The Last Whole Earth Catalog
Brand, who turns 80 in December, now splits his time between The Long Now Foundation and Revive & Restore, an effort dedicated to "building the 21st-century genetic rescue toolkit for conservation" to save coral reefs, horseshoe crabs, Asian elephants, and other living things from degradation, depopulation, and worse. Its most visionary ambitions include "de-extincting" animals, such as the passenger pigeon and the wooly mammoth, that long ago went missing. Because he believes in genetic modification of crops and organisms, and in the increased use of nuclear power to reduce greenhouse gases, Brand, who helped to inspire the first Earth Day, has become a pariah among some of his old crowd.

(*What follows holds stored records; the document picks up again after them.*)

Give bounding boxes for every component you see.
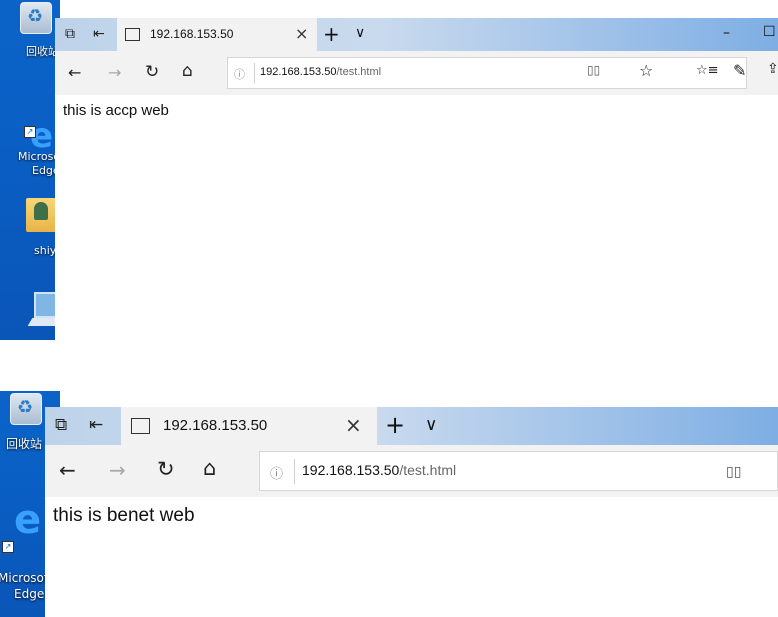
new-tab-button[interactable]: + xyxy=(323,22,340,46)
edge-window: ⧉ ⇤ 192.168.153.50 × + ∨ ← → ↻ ⌂ ⓘ 192.1… xyxy=(45,407,778,617)
tab-preview-icon[interactable]: ⧉ xyxy=(55,415,67,435)
favorite-star-icon[interactable]: ☆ xyxy=(639,61,653,80)
recycle-bin-label: 回收站 xyxy=(6,437,43,451)
reading-view-icon[interactable]: ▯▯ xyxy=(587,63,600,77)
back-button[interactable]: ← xyxy=(59,458,76,482)
address-separator xyxy=(294,459,295,484)
screenshot-bottom: 回收站 e ↗ Microsoft Edge ⧉ ⇤ 192.168.153.5… xyxy=(0,391,778,617)
forward-button[interactable]: → xyxy=(109,458,126,482)
forward-button[interactable]: → xyxy=(108,63,121,82)
recycle-bin-icon[interactable] xyxy=(20,2,52,34)
edge-label-line2: Edge xyxy=(14,587,45,601)
refresh-button[interactable]: ↻ xyxy=(145,62,159,82)
home-button[interactable]: ⌂ xyxy=(203,456,216,480)
page-icon xyxy=(125,28,140,41)
edge-icon[interactable]: e xyxy=(14,497,41,543)
shortcut-arrow-icon: ↗ xyxy=(24,126,36,138)
url-host: 192.168.153.50 xyxy=(302,462,400,478)
title-bar: ⧉ ⇤ 192.168.153.50 × + ∨ xyxy=(45,407,778,445)
minimize-button[interactable]: – xyxy=(723,25,730,41)
page-text: this is accp web xyxy=(63,102,169,119)
shortcut-arrow-icon: ↗ xyxy=(2,541,14,553)
tab-title: 192.168.153.50 xyxy=(163,417,268,434)
favorites-hub-icon[interactable]: ☆≡ xyxy=(696,63,719,78)
title-bar: ⧉ ⇤ 192.168.153.50 × + ∨ – ☐ xyxy=(55,18,778,51)
web-note-icon[interactable]: ✎ xyxy=(733,61,746,80)
address-url[interactable]: 192.168.153.50/test.html xyxy=(260,66,381,78)
page-icon xyxy=(131,418,150,434)
page-content: this is accp web xyxy=(55,95,778,340)
close-icon[interactable]: × xyxy=(295,24,308,43)
tab-title: 192.168.153.50 xyxy=(150,27,234,41)
recycle-bin-icon[interactable] xyxy=(10,393,42,425)
maximize-button[interactable]: ☐ xyxy=(763,24,776,40)
back-button[interactable]: ← xyxy=(68,63,81,82)
address-url[interactable]: 192.168.153.50/test.html xyxy=(302,462,456,478)
url-host: 192.168.153.50 xyxy=(260,66,337,78)
new-tab-button[interactable]: + xyxy=(385,411,405,439)
user-folder-icon[interactable] xyxy=(26,198,56,232)
home-button[interactable]: ⌂ xyxy=(182,61,193,81)
address-bar[interactable]: ⓘ 192.168.153.50/test.html ▯▯ xyxy=(259,451,778,491)
tab-menu-chevron-icon[interactable]: ∨ xyxy=(355,25,365,41)
info-icon[interactable]: ⓘ xyxy=(270,463,283,482)
address-bar[interactable]: ⓘ 192.168.153.50/test.html xyxy=(227,57,747,89)
url-path: /test.html xyxy=(336,66,382,78)
refresh-button[interactable]: ↻ xyxy=(157,457,175,481)
url-path: /test.html xyxy=(399,462,457,478)
address-separator xyxy=(254,63,255,83)
tab-active[interactable]: 192.168.153.50 × xyxy=(117,18,317,51)
tab-active[interactable]: 192.168.153.50 × xyxy=(121,407,377,445)
set-tabs-aside-icon[interactable]: ⇤ xyxy=(89,415,103,435)
desktop-background: 回收站 e ↗ Microsoft Edge shiyu xyxy=(0,0,68,340)
share-icon[interactable]: ⇪ xyxy=(767,61,778,77)
set-tabs-aside-icon[interactable]: ⇤ xyxy=(93,26,105,42)
page-text: this is benet web xyxy=(53,505,195,526)
navigation-bar: ← → ↻ ⌂ ⓘ 192.168.153.50/test.html ▯▯ ☆ … xyxy=(55,51,778,95)
reading-view-icon[interactable]: ▯▯ xyxy=(726,464,741,480)
tab-menu-chevron-icon[interactable]: ∨ xyxy=(425,415,437,435)
info-icon[interactable]: ⓘ xyxy=(234,66,245,82)
tab-preview-icon[interactable]: ⧉ xyxy=(65,26,75,42)
page-content: this is benet web xyxy=(45,497,778,617)
close-icon[interactable]: × xyxy=(345,413,362,437)
navigation-bar: ← → ↻ ⌂ ⓘ 192.168.153.50/test.html ▯▯ xyxy=(45,445,778,497)
edge-window: ⧉ ⇤ 192.168.153.50 × + ∨ – ☐ ← → ↻ ⌂ ⓘ 1… xyxy=(55,18,778,340)
screenshot-top: 回收站 e ↗ Microsoft Edge shiyu ⧉ ⇤ 192.168… xyxy=(0,0,778,340)
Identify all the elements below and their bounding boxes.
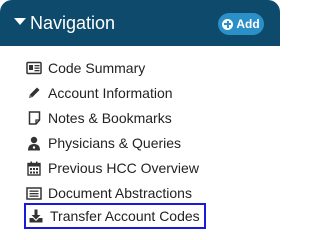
add-button-label: Add	[236, 17, 260, 31]
id-card-icon	[26, 60, 42, 76]
nav-item-account-information[interactable]: Account Information	[26, 82, 173, 104]
nav-item-label: Transfer Account Codes	[50, 208, 200, 224]
nav-item-label: Document Abstractions	[48, 185, 192, 201]
download-icon	[28, 208, 44, 224]
pencil-icon	[26, 85, 42, 101]
nav-item-physicians-queries[interactable]: Physicians & Queries	[26, 132, 181, 154]
doctor-icon	[26, 135, 42, 151]
navigation-header[interactable]: Navigation Add	[0, 0, 280, 46]
nav-item-label: Code Summary	[48, 60, 146, 76]
panel-title: Navigation	[30, 13, 116, 33]
nav-item-notes-bookmarks[interactable]: Notes & Bookmarks	[26, 107, 172, 129]
nav-item-label: Account Information	[48, 85, 173, 101]
note-icon	[26, 110, 42, 126]
nav-item-previous-hcc-overview[interactable]: Previous HCC Overview	[26, 157, 199, 179]
navigation-panel: Navigation Add Code Summary Account Info…	[0, 0, 280, 236]
nav-item-label: Physicians & Queries	[48, 135, 182, 151]
nav-item-code-summary[interactable]: Code Summary	[26, 57, 145, 79]
plus-circle-icon	[222, 18, 234, 30]
add-button[interactable]: Add	[218, 13, 264, 35]
caret-down-icon[interactable]	[14, 18, 26, 25]
nav-item-transfer-account-codes[interactable]: Transfer Account Codes	[24, 203, 206, 229]
nav-item-label: Previous HCC Overview	[48, 160, 199, 176]
list-box-icon	[26, 185, 42, 201]
nav-item-label: Notes & Bookmarks	[48, 110, 172, 126]
calendar-icon	[26, 160, 42, 176]
nav-item-document-abstractions[interactable]: Document Abstractions	[26, 182, 192, 204]
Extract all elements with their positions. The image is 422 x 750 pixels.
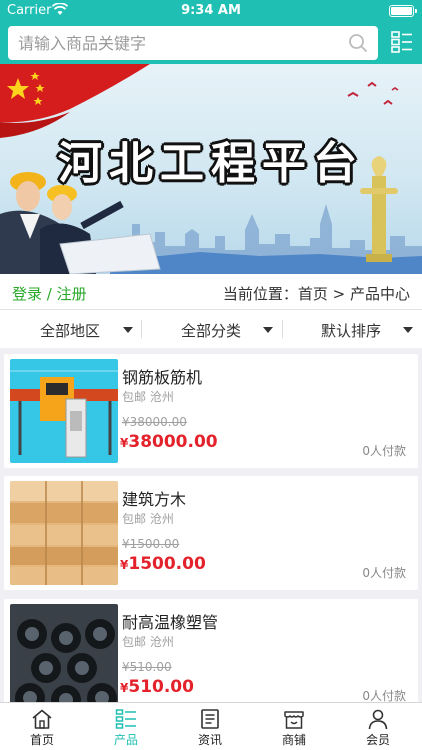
member-icon <box>368 709 388 730</box>
tab-products[interactable]: 产品 <box>84 703 168 750</box>
product-card[interactable]: 钢筋板筋机 包邮 沧州 ¥38000.00 ¥38000.00 0人付款 <box>4 354 418 468</box>
product-shipping: 包邮 <box>122 512 147 526</box>
filter-sort-label: 默认排序 <box>321 322 382 340</box>
product-shipping: 包邮 <box>122 635 147 649</box>
product-name[interactable]: 建筑方木 <box>122 486 186 510</box>
chevron-down-icon <box>403 327 413 333</box>
shop-icon <box>284 711 304 729</box>
battery-icon <box>389 5 417 17</box>
product-location: 沧州 <box>149 635 174 649</box>
product-price: ¥1500.00 <box>120 554 206 574</box>
tab-shop[interactable]: 商铺 <box>252 703 336 750</box>
product-image[interactable] <box>10 359 118 463</box>
status-bar: Carrier 9:34 AM <box>0 0 422 22</box>
product-name[interactable]: 钢筋板筋机 <box>122 364 202 388</box>
tab-home-label: 首页 <box>29 733 54 747</box>
auth-links: 登录 / 注册 <box>12 283 87 304</box>
filter-bar: 全部地区 全部分类 默认排序 <box>0 310 422 348</box>
chevron-down-icon <box>123 327 133 333</box>
category-menu-icon[interactable] <box>390 30 414 54</box>
banner-title: 河北工程平台 <box>58 138 364 189</box>
filter-sort[interactable]: 默认排序 <box>282 310 422 348</box>
filter-category-label: 全部分类 <box>181 322 242 340</box>
home-icon <box>32 709 52 729</box>
product-price-value: 1500.00 <box>128 554 206 574</box>
product-original-price: ¥38000.00 <box>122 415 187 429</box>
tab-member-label: 会员 <box>365 733 390 747</box>
product-list[interactable]: 钢筋板筋机 包邮 沧州 ¥38000.00 ¥38000.00 0人付款 建筑方… <box>0 348 422 702</box>
product-card[interactable]: 耐高温橡塑管 包邮 沧州 ¥510.00 ¥510.00 0人付款 <box>4 599 418 702</box>
news-icon <box>201 709 219 729</box>
tab-news[interactable]: 资讯 <box>168 703 252 750</box>
product-location: 沧州 <box>149 390 174 404</box>
product-location: 沧州 <box>149 512 174 526</box>
product-price-value: 38000.00 <box>128 432 218 452</box>
products-icon <box>115 709 136 729</box>
search-icon[interactable] <box>348 33 368 53</box>
product-meta: 包邮 沧州 <box>122 388 174 405</box>
product-meta: 包邮 沧州 <box>122 510 174 527</box>
bottom-tab-bar: 首页 产品 资讯 商铺 会员 <box>0 702 422 750</box>
product-price: ¥510.00 <box>120 677 194 697</box>
app-header: Carrier 9:34 AM <box>0 0 422 64</box>
product-card[interactable]: 建筑方木 包邮 沧州 ¥1500.00 ¥1500.00 0人付款 <box>4 476 418 590</box>
product-meta: 包邮 沧州 <box>122 633 174 650</box>
product-original-price: ¥1500.00 <box>122 537 180 551</box>
login-breadcrumb-bar: 登录 / 注册 当前位置：首页 > 产品中心 <box>0 274 422 310</box>
auth-separator: / <box>42 285 57 303</box>
product-image[interactable] <box>10 604 118 702</box>
search-input[interactable] <box>18 32 338 54</box>
product-name[interactable]: 耐高温橡塑管 <box>122 609 218 633</box>
search-box[interactable] <box>8 26 378 60</box>
tab-shop-label: 商铺 <box>281 733 306 747</box>
register-link[interactable]: 注册 <box>57 285 87 303</box>
chevron-down-icon <box>263 327 273 333</box>
filter-region[interactable]: 全部地区 <box>0 310 140 348</box>
status-time: 9:34 AM <box>181 3 241 18</box>
filter-region-label: 全部地区 <box>40 322 101 340</box>
tab-member[interactable]: 会员 <box>336 703 420 750</box>
product-paid-count: 0人付款 <box>362 566 406 580</box>
product-paid-count: 0人付款 <box>362 444 406 458</box>
product-price: ¥38000.00 <box>120 432 218 452</box>
product-image[interactable] <box>10 481 118 585</box>
tab-home[interactable]: 首页 <box>0 703 84 750</box>
filter-category[interactable]: 全部分类 <box>141 310 281 348</box>
tab-news-label: 资讯 <box>197 733 222 747</box>
product-shipping: 包邮 <box>122 390 147 404</box>
login-link[interactable]: 登录 <box>12 285 42 303</box>
product-price-value: 510.00 <box>128 677 194 697</box>
tab-products-label: 产品 <box>113 733 138 747</box>
breadcrumb[interactable]: 当前位置：首页 > 产品中心 <box>223 283 410 304</box>
product-original-price: ¥510.00 <box>122 660 172 674</box>
product-paid-count: 0人付款 <box>362 689 406 702</box>
promo-banner[interactable]: 河北工程平台 <box>0 64 422 274</box>
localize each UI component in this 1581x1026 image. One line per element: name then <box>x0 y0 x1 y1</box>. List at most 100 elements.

By the time this review is published, the Whole Earth Catalog will have held its 50th anniversary celebration in San Francisco. Brand was a member of the Merry Pranksters back when they were staging "Electric Kool-Aid Acid Tests" at Grateful Dead shows, so he knows a thing or two about throwing a party. When the original Catalog closed up shop in July 1971, the staff staged a wild gathering at San Francisco's Palace of Fine Arts. Brand, dressed in a monk's robe, distributed $20,000 in increments of a few hundred dollars to people who wanted to start radio stations, magazines, communes, and other interesting-sounding projects. "There was so much demand for our catalog," he told a reporter for The Christian Science Monitor, "that we hope when the supply is stopped the demand will force other people to create more diversified catalogs in their own areas."
The Last Whole Earth Catalog
That prophecy certainly came true, especially if you factor in the rise of the internet, where there are more rabbit holes to fall down than bunnies will ever live on God's green Earth.
Given their common birth year, it's worth pondering the sometimes-overlapping trails blazed by the Whole Earth Catalog and Reason. Their founders certainly followed different paths: Brand became a serial start-up guy, not for businesses but for think tanks, nonprofits, and big ideas, even as the catalog became its own sort of magic relic that continues to inspire; Reason patriarch Lanny Friedlander did a stint working with the genius designer Massimo Vignelli (who among other triumphs created in the early 1970s the version of the New York City subway map still in use) but then fell out of creative work and lost contact even with his early libertarian comrades.
Yet looking back, the Whole Earth Catalog's critique of "remotely done power and glory" and Reason's vision of empowering the individual through reality-based, rational analysis ("logic, not legends") are part of the same DIY spirit that energized the best elements of 1960s counterculture. And a certain optimism about the future underwrote both publications. We are as gods—demigods, maybe—and 50 years on, we're still trying to get better at it.